In late 2007, the Shanghai stock market was going through a boom. A Professor of Economics was visiting China and there he learnt that everyone, everyone was expecting the stock market to crash after the Olympics in September 2008. In other words, they assumed the market to keep rising like a Diwali rocket till then, and then fall dramatically.
The professor was amused that no one had reasoned backwards from there. Everyone expected the market to fall in September. So, what would happen in August? Wouldn’t they think, “Hey, I don’t want to get too greedy. I know that the index will rise another month, but what if it suddenly starts falling and I am caught short? I had better sell right now and book my profits.”
Now, if many people think so, prices will fall, not in September, but in August. But if everyone knows that everyone else is thinking that way, why would they wait till August? Won’t they start selling in July? And so on, by induction, if people expect the market to tank in September, prices should fall right now.
This is what traditional economics suggests. Behavioural economics argues that the professor’s analysis is incomplete. Obviously, not everyone will decide to sell in August, but some people will. What will happen in the market is the classic battle between greed and fear. Some people, overcome by greed, will hold on in the hope of making even more gains, while some people, overcome with fear, will sell. At some point, fear will overcome greed and the market will crash.
So, behavioural economics is useful. It helps us understand why booms and busts occur. But is it useful in the sense that we can do something about it?

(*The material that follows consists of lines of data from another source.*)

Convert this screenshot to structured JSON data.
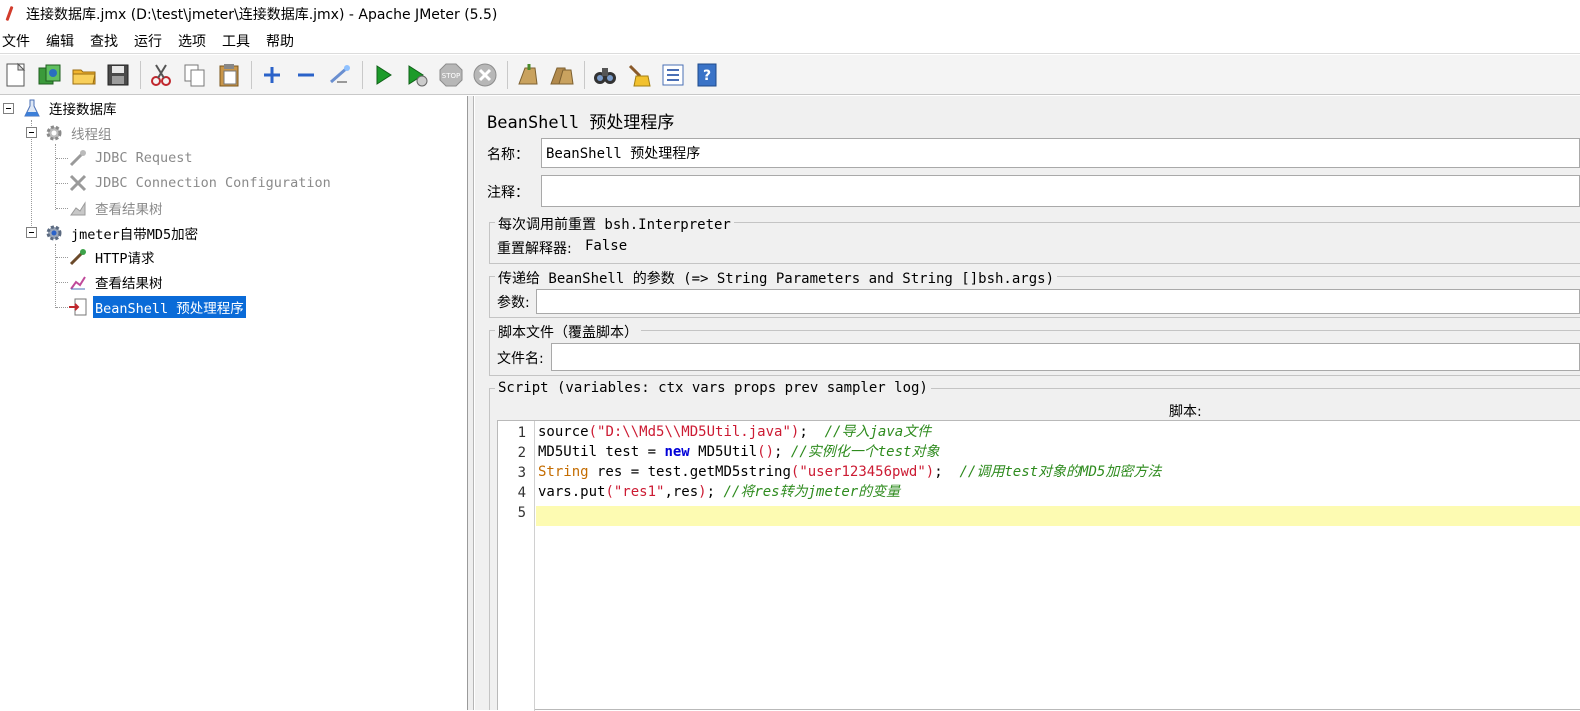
{
  "window": {
    "title": "连接数据库.jmx (D:\\test\\jmeter\\连接数据库.jmx) - Apache JMeter (5.5)"
  },
  "menu": {
    "items": [
      "文件",
      "编辑",
      "查找",
      "运行",
      "选项",
      "工具",
      "帮助"
    ]
  },
  "toolbar": {
    "buttons": [
      "new-icon",
      "templates-icon",
      "open-icon",
      "save-icon",
      "cut-icon",
      "copy-icon",
      "paste-icon",
      "expand-icon",
      "collapse-icon",
      "toggle-icon",
      "start-icon",
      "start-no-pauses-icon",
      "stop-icon",
      "shutdown-icon",
      "clear-icon",
      "clear-all-icon",
      "search-icon",
      "reset-search-icon",
      "function-helper-icon",
      "help-icon"
    ]
  },
  "tree": {
    "nodes": [
      {
        "label": "连接数据库",
        "icon": "test-plan-icon",
        "state": "normal"
      },
      {
        "label": "线程组",
        "icon": "gear-icon",
        "state": "disabled"
      },
      {
        "label": "JDBC Request",
        "icon": "sampler-icon",
        "state": "disabled"
      },
      {
        "label": "JDBC Connection Configuration",
        "icon": "config-icon",
        "state": "disabled"
      },
      {
        "label": "查看结果树",
        "icon": "listener-icon",
        "state": "disabled"
      },
      {
        "label": "jmeter自带MD5加密",
        "icon": "gear-icon",
        "state": "normal"
      },
      {
        "label": "HTTP请求",
        "icon": "sampler-icon",
        "state": "normal"
      },
      {
        "label": "查看结果树",
        "icon": "listener-icon",
        "state": "normal"
      },
      {
        "label": "BeanShell 预处理程序",
        "icon": "preprocessor-icon",
        "state": "selected"
      }
    ]
  },
  "panel": {
    "title": "BeanShell 预处理程序",
    "name_label": "名称：",
    "name_value": "BeanShell 预处理程序",
    "comment_label": "注释：",
    "comment_value": "",
    "reset_group": {
      "legend": "每次调用前重置 bsh.Interpreter",
      "label": "重置解释器:",
      "value": "False"
    },
    "params_group": {
      "legend": "传递给 BeanShell 的参数 (=> String Parameters and String []bsh.args)",
      "label": "参数:",
      "value": ""
    },
    "file_group": {
      "legend": "脚本文件（覆盖脚本）",
      "label": "文件名:",
      "value": ""
    },
    "script_group": {
      "legend": "Script (variables: ctx vars props prev sampler log)",
      "label": "脚本:"
    }
  },
  "script": {
    "line_numbers": [
      "1",
      "2",
      "3",
      "4",
      "5"
    ],
    "lines": [
      [
        {
          "t": "source",
          "c": ""
        },
        {
          "t": "(",
          "c": "paren"
        },
        {
          "t": "\"D:\\\\Md5\\\\MD5Util.java\"",
          "c": "str"
        },
        {
          "t": ")",
          "c": "paren"
        },
        {
          "t": ";  ",
          "c": ""
        },
        {
          "t": "//导入java文件",
          "c": "cm"
        }
      ],
      [
        {
          "t": "MD5Util test = ",
          "c": ""
        },
        {
          "t": "new",
          "c": "kw"
        },
        {
          "t": " MD5Util",
          "c": ""
        },
        {
          "t": "()",
          "c": "paren"
        },
        {
          "t": "; ",
          "c": ""
        },
        {
          "t": "//实例化一个test对象",
          "c": "cm"
        }
      ],
      [
        {
          "t": "String",
          "c": "ty"
        },
        {
          "t": " res = test.getMD5string",
          "c": ""
        },
        {
          "t": "(",
          "c": "paren"
        },
        {
          "t": "\"user123456pwd\"",
          "c": "str"
        },
        {
          "t": ")",
          "c": "paren"
        },
        {
          "t": ";  ",
          "c": ""
        },
        {
          "t": "//调用test对象的MD5加密方法",
          "c": "cm"
        }
      ],
      [
        {
          "t": "vars.put",
          "c": ""
        },
        {
          "t": "(",
          "c": "paren"
        },
        {
          "t": "\"res1\"",
          "c": "str"
        },
        {
          "t": ",res",
          "c": ""
        },
        {
          "t": ")",
          "c": "paren"
        },
        {
          "t": "; ",
          "c": ""
        },
        {
          "t": "//将res转为jmeter的变量",
          "c": "cm"
        }
      ],
      []
    ]
  }
}
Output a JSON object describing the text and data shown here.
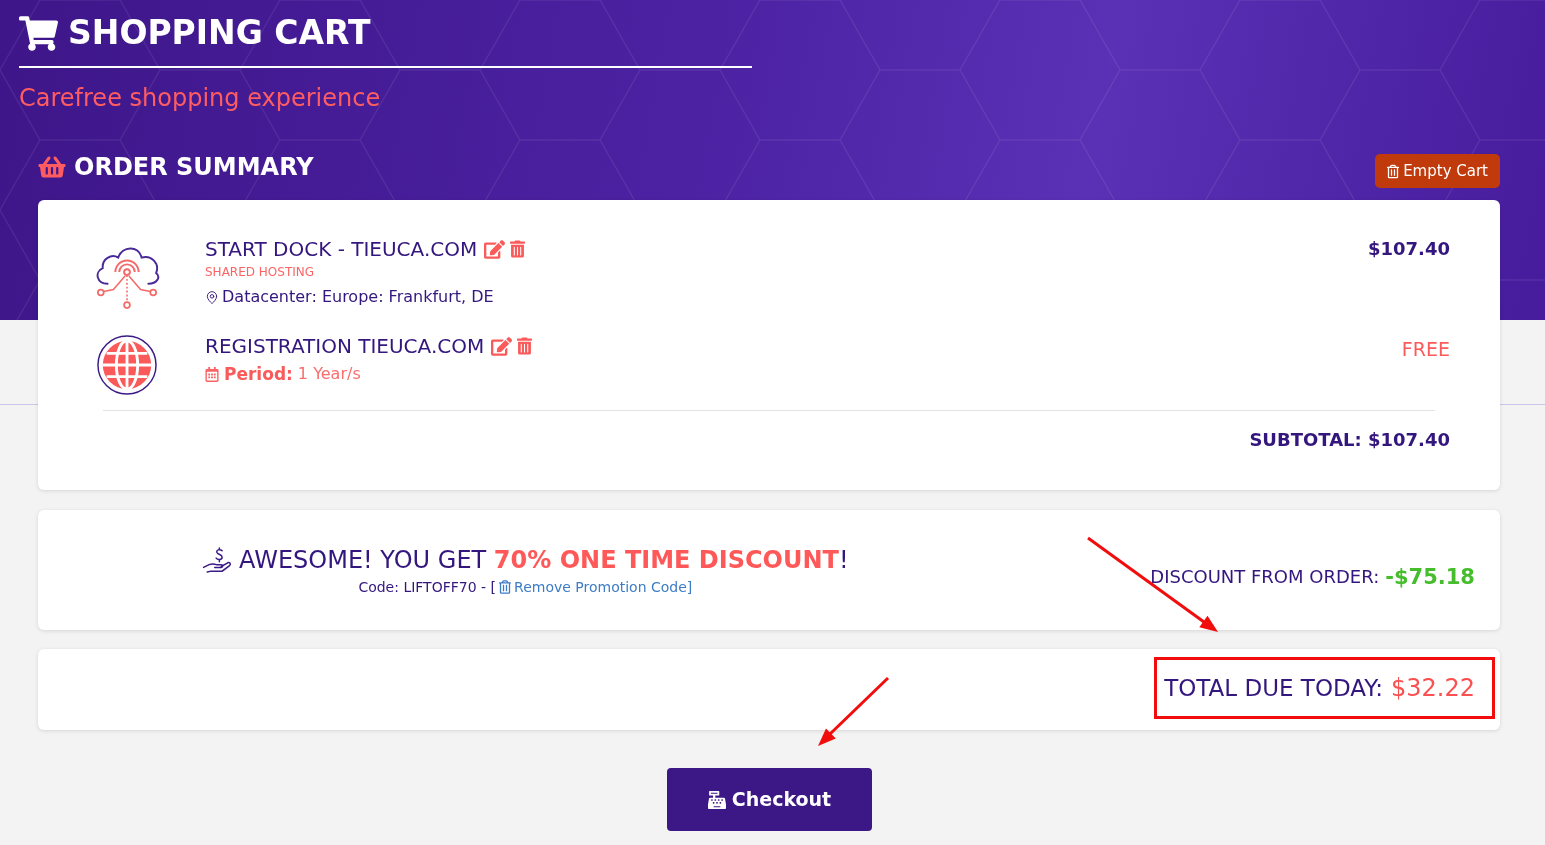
{
  "header": {
    "title": "SHOPPING CART",
    "subtitle": "Carefree shopping experience"
  },
  "order_summary": {
    "title": "ORDER SUMMARY",
    "empty_cart_button": "Empty Cart"
  },
  "items": [
    {
      "kind": "hosting",
      "title": "START DOCK - TIEUCA.COM",
      "category": "SHARED HOSTING",
      "location": "Datacenter: Europe: Frankfurt, DE",
      "price": "$107.40"
    },
    {
      "kind": "domain",
      "title": "REGISTRATION TIEUCA.COM",
      "period_label": "Period:",
      "period_value": "1 Year/s",
      "price": "FREE"
    }
  ],
  "subtotal": "SUBTOTAL: $107.40",
  "promotion": {
    "message": "AWESOME! YOU GET **70% ONE TIME DISCOUNT**!",
    "code": "Code: LIFTOFF70 - [",
    "remove_link": "Remove Promotion Code]",
    "discount_label": "DISCOUNT FROM ORDER:",
    "discount_value": "-$75.18"
  },
  "total": {
    "label": "TOTAL DUE TODAY:",
    "value": "$32.22",
    "highlighted": true,
    "pointed_at": true
  },
  "checkout_button": {
    "label": "Checkout",
    "pointed_at": true
  }
}
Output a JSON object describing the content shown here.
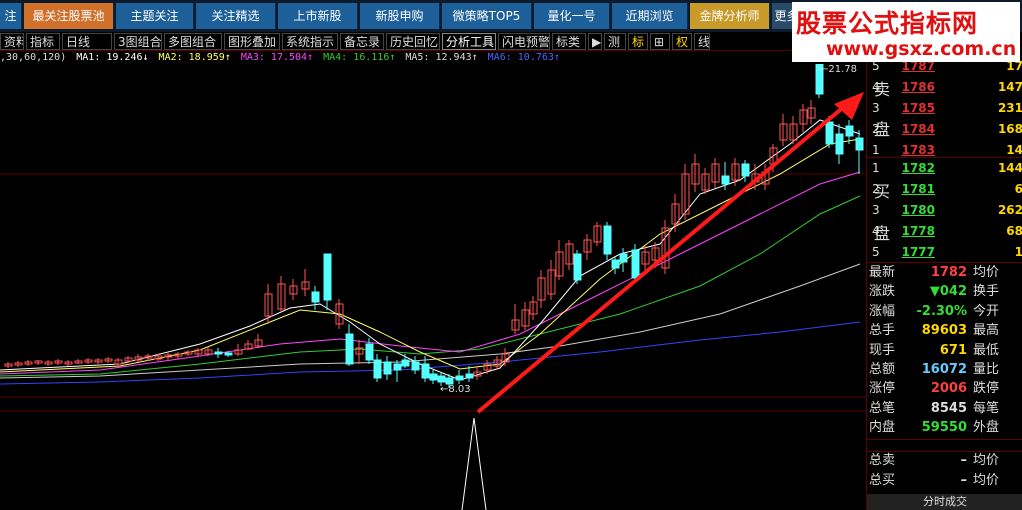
{
  "topbar": {
    "tabs": [
      "注",
      "最关注股票池",
      "主题关注",
      "关注精选",
      "上市新股",
      "新股申购",
      "微策略TOP5",
      "量化一号",
      "近期浏览",
      "金牌分析师",
      "更多"
    ]
  },
  "watermark": {
    "title": "股票公式指标网",
    "url": "www.gsxz.com.cn"
  },
  "toolbar": {
    "buttons": [
      "资料",
      "指标",
      "日线",
      "3图组合",
      "多图组合",
      "图形叠加",
      "系统指示",
      "备忘录",
      "历史回忆",
      "分析工具",
      "闪电预警",
      "标类",
      "▶",
      "测",
      "标",
      "⊞",
      "权",
      "线"
    ]
  },
  "ma_line": {
    "params": ",30,60,120)",
    "ma1": "MA1: 19.246↓",
    "ma2": "MA2: 18.959↑",
    "ma3": "MA3: 17.504↑",
    "ma4": "MA4: 16.116↑",
    "ma5": "MA5: 12.943↑",
    "ma6": "MA6: 10.763↑"
  },
  "chart": {
    "high_label": "21.78",
    "low_label": "8.03",
    "colors": {
      "up": "#ff5555",
      "down": "#54ffff",
      "ma1": "#ffffff",
      "ma2": "#ffff66",
      "ma3": "#ff44ff",
      "ma4": "#33cc33",
      "ma5": "#cccccc",
      "ma6": "#3344ff",
      "arrow": "#ff1a1a"
    }
  },
  "order_book": {
    "sell_label": [
      "卖",
      "盘"
    ],
    "buy_label": [
      "买",
      "盘"
    ],
    "sell": [
      {
        "level": "5",
        "price": "1787",
        "vol": "17"
      },
      {
        "level": "4",
        "price": "1786",
        "vol": "147"
      },
      {
        "level": "3",
        "price": "1785",
        "vol": "231"
      },
      {
        "level": "2",
        "price": "1784",
        "vol": "168"
      },
      {
        "level": "1",
        "price": "1783",
        "vol": "14"
      }
    ],
    "buy": [
      {
        "level": "1",
        "price": "1782",
        "vol": "144"
      },
      {
        "level": "2",
        "price": "1781",
        "vol": "6"
      },
      {
        "level": "3",
        "price": "1780",
        "vol": "262"
      },
      {
        "level": "4",
        "price": "1778",
        "vol": "68"
      },
      {
        "level": "5",
        "price": "1777",
        "vol": "1"
      }
    ]
  },
  "quote": [
    {
      "k": "最新",
      "v": "1782",
      "c": "#ff4040",
      "k2": "均价"
    },
    {
      "k": "涨跌",
      "v": "▼042",
      "c": "#33dd33",
      "k2": "换手"
    },
    {
      "k": "涨幅",
      "v": "-2.30%",
      "c": "#33dd33",
      "k2": "今开"
    },
    {
      "k": "总手",
      "v": "89603",
      "c": "#ffd700",
      "k2": "最高"
    },
    {
      "k": "现手",
      "v": "671",
      "c": "#ffd700",
      "k2": "最低"
    },
    {
      "k": "总额",
      "v": "16072",
      "c": "#66ccff",
      "k2": "量比"
    },
    {
      "k": "涨停",
      "v": "2006",
      "c": "#ff4040",
      "k2": "跌停"
    },
    {
      "k": "总笔",
      "v": "8545",
      "c": "#dddddd",
      "k2": "每笔"
    },
    {
      "k": "内盘",
      "v": "59550",
      "c": "#33dd33",
      "k2": "外盘"
    }
  ],
  "bottom_quote": [
    {
      "k": "总卖",
      "v": "–",
      "k2": "均价"
    },
    {
      "k": "总买",
      "v": "–",
      "k2": "均价"
    }
  ],
  "footer_label": "分时成交"
}
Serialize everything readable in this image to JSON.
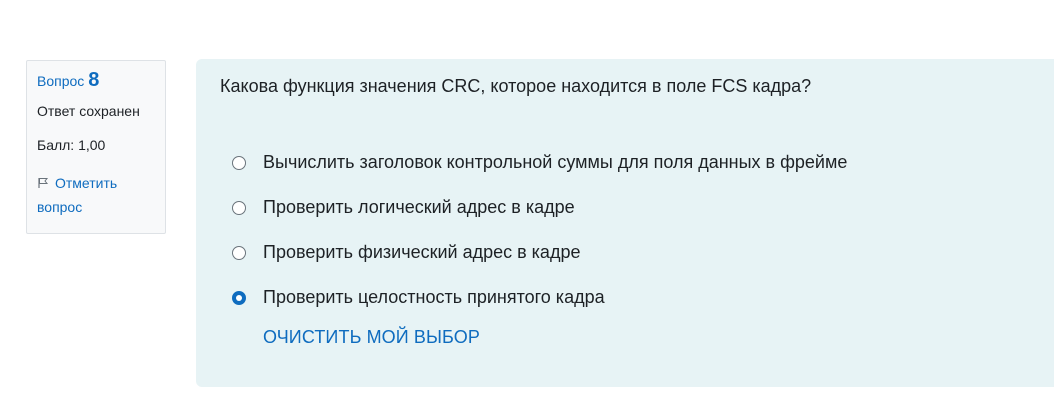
{
  "info": {
    "question_label": "Вопрос",
    "question_number": "8",
    "state": "Ответ сохранен",
    "grade": "Балл: 1,00",
    "flag_label": "Отметить вопрос",
    "flag_icon": "flag-icon"
  },
  "question": {
    "text": "Какова функция значения CRC, которое находится в поле FCS кадра?",
    "options": [
      {
        "label": "Вычислить заголовок контрольной суммы для поля данных в фрейме",
        "selected": false
      },
      {
        "label": "Проверить логический адрес в кадре",
        "selected": false
      },
      {
        "label": "Проверить физический адрес в кадре",
        "selected": false
      },
      {
        "label": "Проверить целостность принятого кадра",
        "selected": true
      }
    ],
    "clear_label": "ОЧИСТИТЬ МОЙ ВЫБОР"
  },
  "colors": {
    "accent": "#0f6cbf",
    "content_bg": "#e7f3f5",
    "info_bg": "#f8f9fa"
  }
}
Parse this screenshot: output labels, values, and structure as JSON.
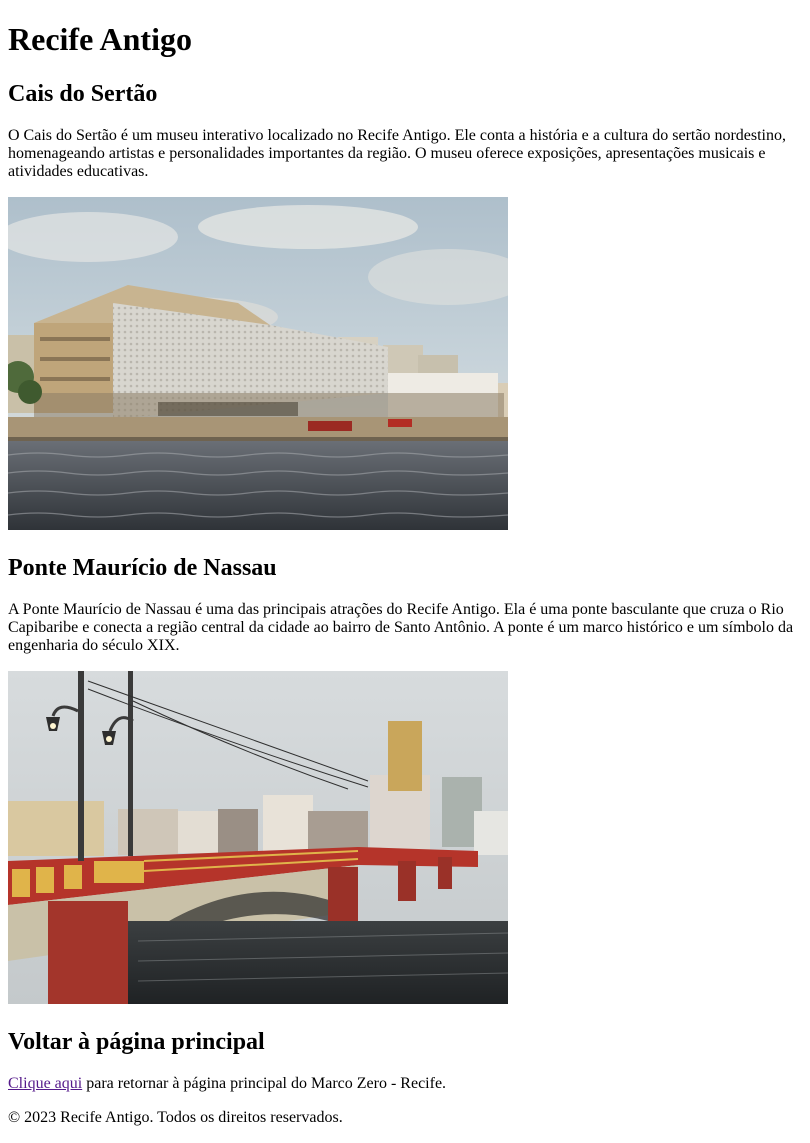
{
  "page": {
    "title": "Recife Antigo"
  },
  "sections": [
    {
      "heading": "Cais do Sertão",
      "text": "O Cais do Sertão é um museu interativo localizado no Recife Antigo. Ele conta a história e a cultura do sertão nordestino, homenageando artistas e personalidades importantes da região. O museu oferece exposições, apresentações musicais e atividades educativas.",
      "image_alt": "Cais do Sertão"
    },
    {
      "heading": "Ponte Maurício de Nassau",
      "text": "A Ponte Maurício de Nassau é uma das principais atrações do Recife Antigo. Ela é uma ponte basculante que cruza o Rio Capibaribe e conecta a região central da cidade ao bairro de Santo Antônio. A ponte é um marco histórico e um símbolo da engenharia do século XIX.",
      "image_alt": "Ponte Maurício de Nassau"
    },
    {
      "heading": "Voltar à página principal",
      "link_text": "Clique aqui",
      "text_after_link": " para retornar à página principal do Marco Zero - Recife."
    }
  ],
  "footer": {
    "text": "© 2023 Recife Antigo. Todos os direitos reservados."
  }
}
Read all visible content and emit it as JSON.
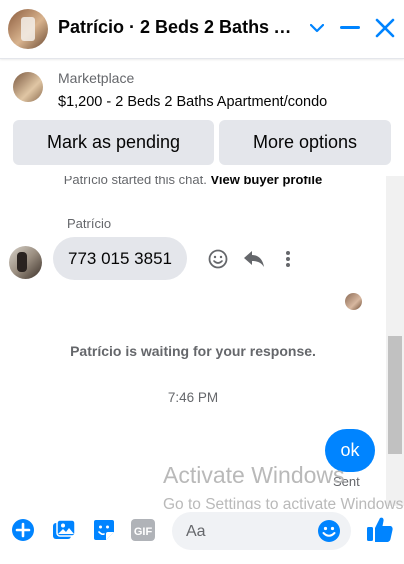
{
  "header": {
    "title": "Patrício · 2 Beds 2 Baths A…",
    "accent": "#0084ff"
  },
  "listing": {
    "marketplace_label": "Marketplace",
    "title": "$1,200 - 2 Beds 2 Baths Apartment/condo",
    "mark_pending_label": "Mark as pending",
    "more_options_label": "More options"
  },
  "chat": {
    "started_text": "Patrício started this chat.",
    "view_profile_label": "View buyer profile",
    "sender_name": "Patrício",
    "incoming_message": "773 015 3851",
    "waiting_text": "Patrício is waiting for your response.",
    "timestamp": "7:46 PM",
    "outgoing_message": "ok",
    "sent_status": "Sent"
  },
  "watermark": {
    "title": "Activate Windows",
    "subtitle": "Go to Settings to activate Windows."
  },
  "composer": {
    "placeholder": "Aa",
    "gif_label": "GIF",
    "icons": [
      "plus-icon",
      "photo-icon",
      "sticker-icon",
      "gif-icon",
      "emoji-icon",
      "like-icon"
    ]
  }
}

One way of doing something about it is to profit from our knowledge of behavioural economics. If I can use this new science to predict exactly (or even approximately) when the boom will turn into a bust, I can keep buying just before that point and then sell. If I can do that, then I can make consistent supranormal profits, and the Efficient Markets Hypothesis would have broken down. Of course, I will also need to keep my knowledge and actions secret from others, because if everyone starts doing what I did, then my knowledge will be useless.
So, when Ritwik says that behavioural economics will falsify the EMH, this is what he means (or should mean). But is it anywhere close to doing so? While it is good at explaining, in terms of actually predicting, it is no better than a trader’s gut feel. This is not surprising. Even after the behavioural scientists have a working theoretical model of a human society (which I doubt they have yet) they will need to come up with the data that they can feed into their models. This data is inevitably voluminous and difficult to obtain.
So, instead of asking me whether scientific models have to be perfect to be used, Ritwik needs to explain what stage of usefulness his preferred models are at. Right now, we have some theories that have been validated by surveys of actual human behaviour, and through experiments performed in controlled laboratory settings. Occasionally, we have seen them validated in pilot studies, but even here, conditions are fairly controlled. What we need to see is a working model of human and social behaviour that puts together most of the theories that we have come up with.
In other words, what we have right now is equivalent to a situation where Newtonian laws of Physics are being developed, and it is being claimed that developing complex machines is a trivial step that can be left as an exercise to the reader. Yeah right. Someone just has to put together Newtonian mechanics, corrections to them that need to be performed when you apply coefficients of friction and air resistance, the laws of electromagnetism that will come into play when electricity is involved, and then predict how the machine will behave in real life. None of these will require Einstein-like genius, but it does require a lot of work. Engineers these days can put together a machine entirely on computer and be able to predict very well how it will behave, but it has taken a couple of centuries of trial and error to get to that stage. It takes astonishing hubris to claim that we have reached that stage with a science that has developed in the past 3 decades and which deals with systems as complex as the human mind and human society.